There's been a lot of grumbling and hand-wringing over the Bowl Championship Series the past two weeks, and rightfully so.
No matter which direction we turn there seems to be contradiction.
The exclusion of Southern California from the national championship game, despite being ranked No. 1 in both the Associated Press poll, which is the opinion of the media, and the ESPN/USA Today poll, which is the opinion of the coaches, is, of course, the greatest contradiction.
For the second time in four years, a team -- Oklahoma -- that didn't win its own conference is playing for the national title. That's not quite as bad as in 2001, of course, when Nebraska didn't even win its division in the Big XII and got smoked in its last regular season game by Colorado, yet advanced to the championship game -- whereupon, the Cornhuskers got smoked again, by Miami.
So naturally, there have been calls for a playoff involving anywhere from four to 16 teams. Which, we all know, has about as much of happening as a tropical storm off Lake Erie in January.
Money talks
The biggest deterrent to a playoff, of course, is money. The bowls generate too much of it and the six BCS conferences get most of it, so much so that the bean counters in the athletic departments are loathe to abandon anything that's a guarantee for anything -- like a playoff -- that isn't.
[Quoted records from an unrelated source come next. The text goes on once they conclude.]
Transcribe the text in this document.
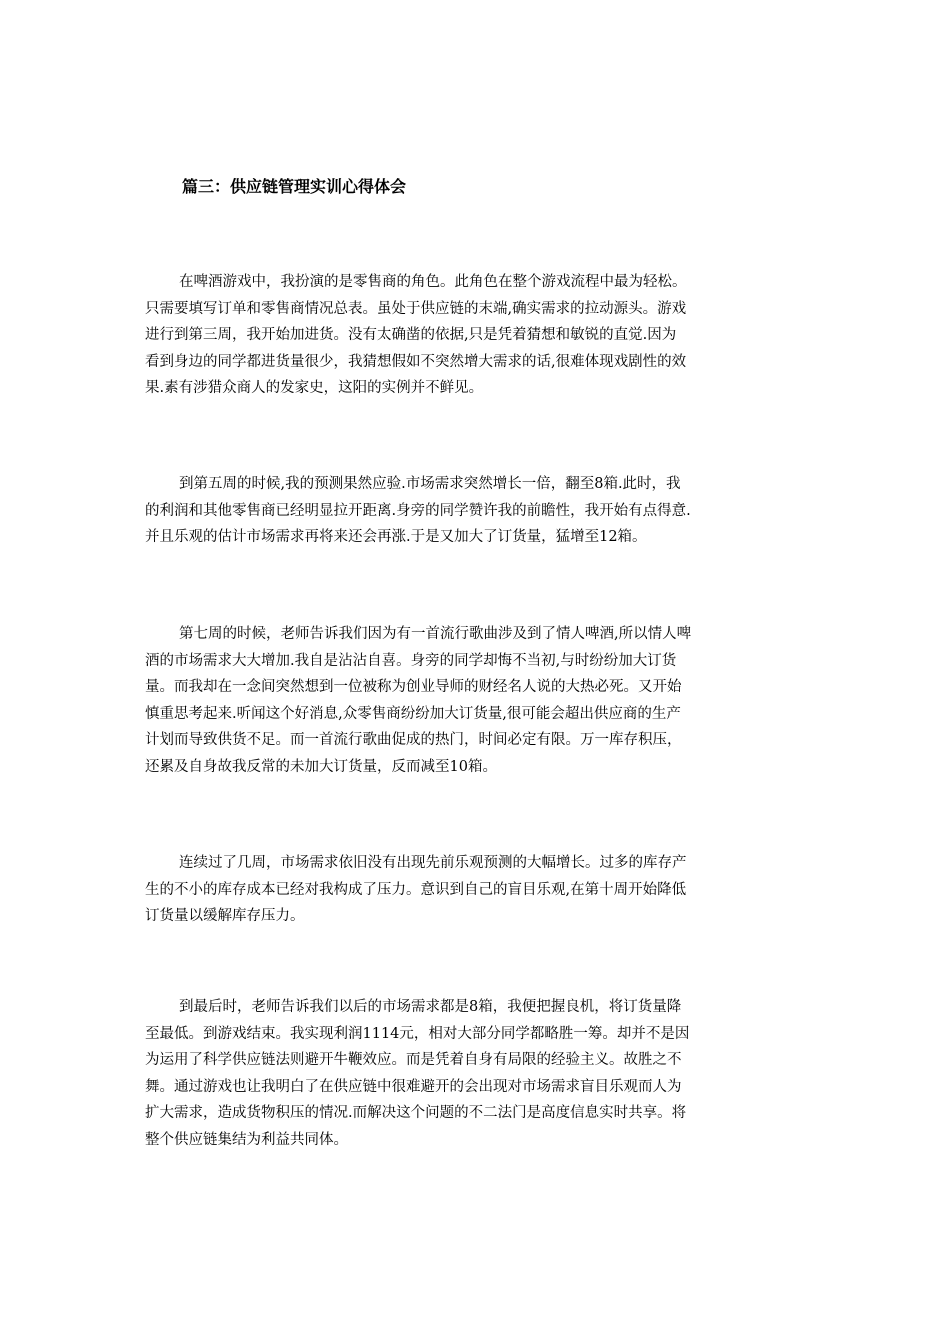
篇三：供应链管理实训心得体会
在啤酒游戏中，我扮演的是零售商的角色。此角色在整个游戏流程中最为轻松。
只需要填写订单和零售商情况总表。虽处于供应链的末端,确实需求的拉动源头。游戏
进行到第三周，我开始加进货。没有太确凿的依据,只是凭着猜想和敏锐的直觉.因为
看到身边的同学都进货量很少，我猜想假如不突然增大需求的话,很难体现戏剧性的效
果.素有涉猎众商人的发家史，这阳的实例并不鲜见。
到第五周的时候,我的预测果然应验.市场需求突然增长一倍，翻至8箱.此时，我
的利润和其他零售商已经明显拉开距离.身旁的同学赞许我的前瞻性，我开始有点得意.
并且乐观的估计市场需求再将来还会再涨.于是又加大了订货量，猛增至12箱。
第七周的时候，老师告诉我们因为有一首流行歌曲涉及到了情人啤酒,所以情人啤
酒的市场需求大大增加.我自是沾沾自喜。身旁的同学却悔不当初,与时纷纷加大订货
量。而我却在一念间突然想到一位被称为创业导师的财经名人说的大热必死。又开始
慎重思考起来.听闻这个好消息,众零售商纷纷加大订货量,很可能会超出供应商的生产
计划而导致供货不足。而一首流行歌曲促成的热门，时间必定有限。万一库存积压，
还累及自身故我反常的未加大订货量，反而减至10箱。
连续过了几周，市场需求依旧没有出现先前乐观预测的大幅增长。过多的库存产
生的不小的库存成本已经对我构成了压力。意识到自己的盲目乐观,在第十周开始降低
订货量以缓解库存压力。
到最后时，老师告诉我们以后的市场需求都是8箱，我便把握良机，将订货量降
至最低。到游戏结束。我实现利润1114元，相对大部分同学都略胜一筹。却并不是因
为运用了科学供应链法则避开牛鞭效应。而是凭着自身有局限的经验主义。故胜之不
舞。通过游戏也让我明白了在供应链中很难避开的会出现对市场需求盲目乐观而人为
扩大需求，造成货物积压的情况.而解决这个问题的不二法门是高度信息实时共享。将
整个供应链集结为利益共同体。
The university presidents don't want an extended playoff because such a tournament might somehow give the impression that their schools are more interested in athletic success than academic integrity.
(These are the same university presidents, mind you, who think nothing of giving coaches multi-million dollar contracts or firing said coaches in mid-season, just like the professional teams.)
And the minor bowls don't want it, because it would mean the end of the Poulan Weed Eater Bowl presented by Cooper Tire during ESPN's Bowl Week sponsored by the dot-com flavor of the month.
And what would we do then?
Geeks and freaks
The worst contradictions, though, are the computer nerds who have sold college football a fake bill of goods like Harold Hill on his way to bilking a bunch of hick townsfolk in The Music Man.
We're told by Jeff Sagarin and his ilk that the media and coaches polls are bogus because, well, human error and bias color them. The computers, though, have no such bias.
Bull.
If there's no bias, how in the world can Sagarin and the others have a preseason poll? How can a computer rank teams before they haved played any games?
A 16-team playoff would be the ideal solution. The champions of all 11 Division I-A conferences would earn automatic bids, leaving room for five at-large teams. This season, for instance, Kansas State would have earned the Big XII's automatic bid, but Oklahoma and Texas would have still made the field as at-large teams.
The N.D. clause
The at-large provision also allows for Notre Dame to remain an independent.
The teams could be seeded based on the current BCS ranking system.
The first and second rounds would be played at home stadiums, starting the second Saturday of December. The semifinals and finals would be played at neutral sites in warm-weather cities.
OK, I know what you're thinking: there's no way all the factions would agree to abandoning the current bowls for a 16-team playoff.
I don't even believe they would go for 4- or 8-team setups.
But, I do think, because of the mess this year, a one-game, winner-take-all, national championship, to be played after all the bowls are contested, has a good chance of happening in the not to distant future.
In this scenario, there will still be the dot-com bowls in December and the big four in January. The six BCS conferences will make some concessions to the mid-majors but still essentially have almost-complete control, and perhaps they'll be able to decide the thing on the field.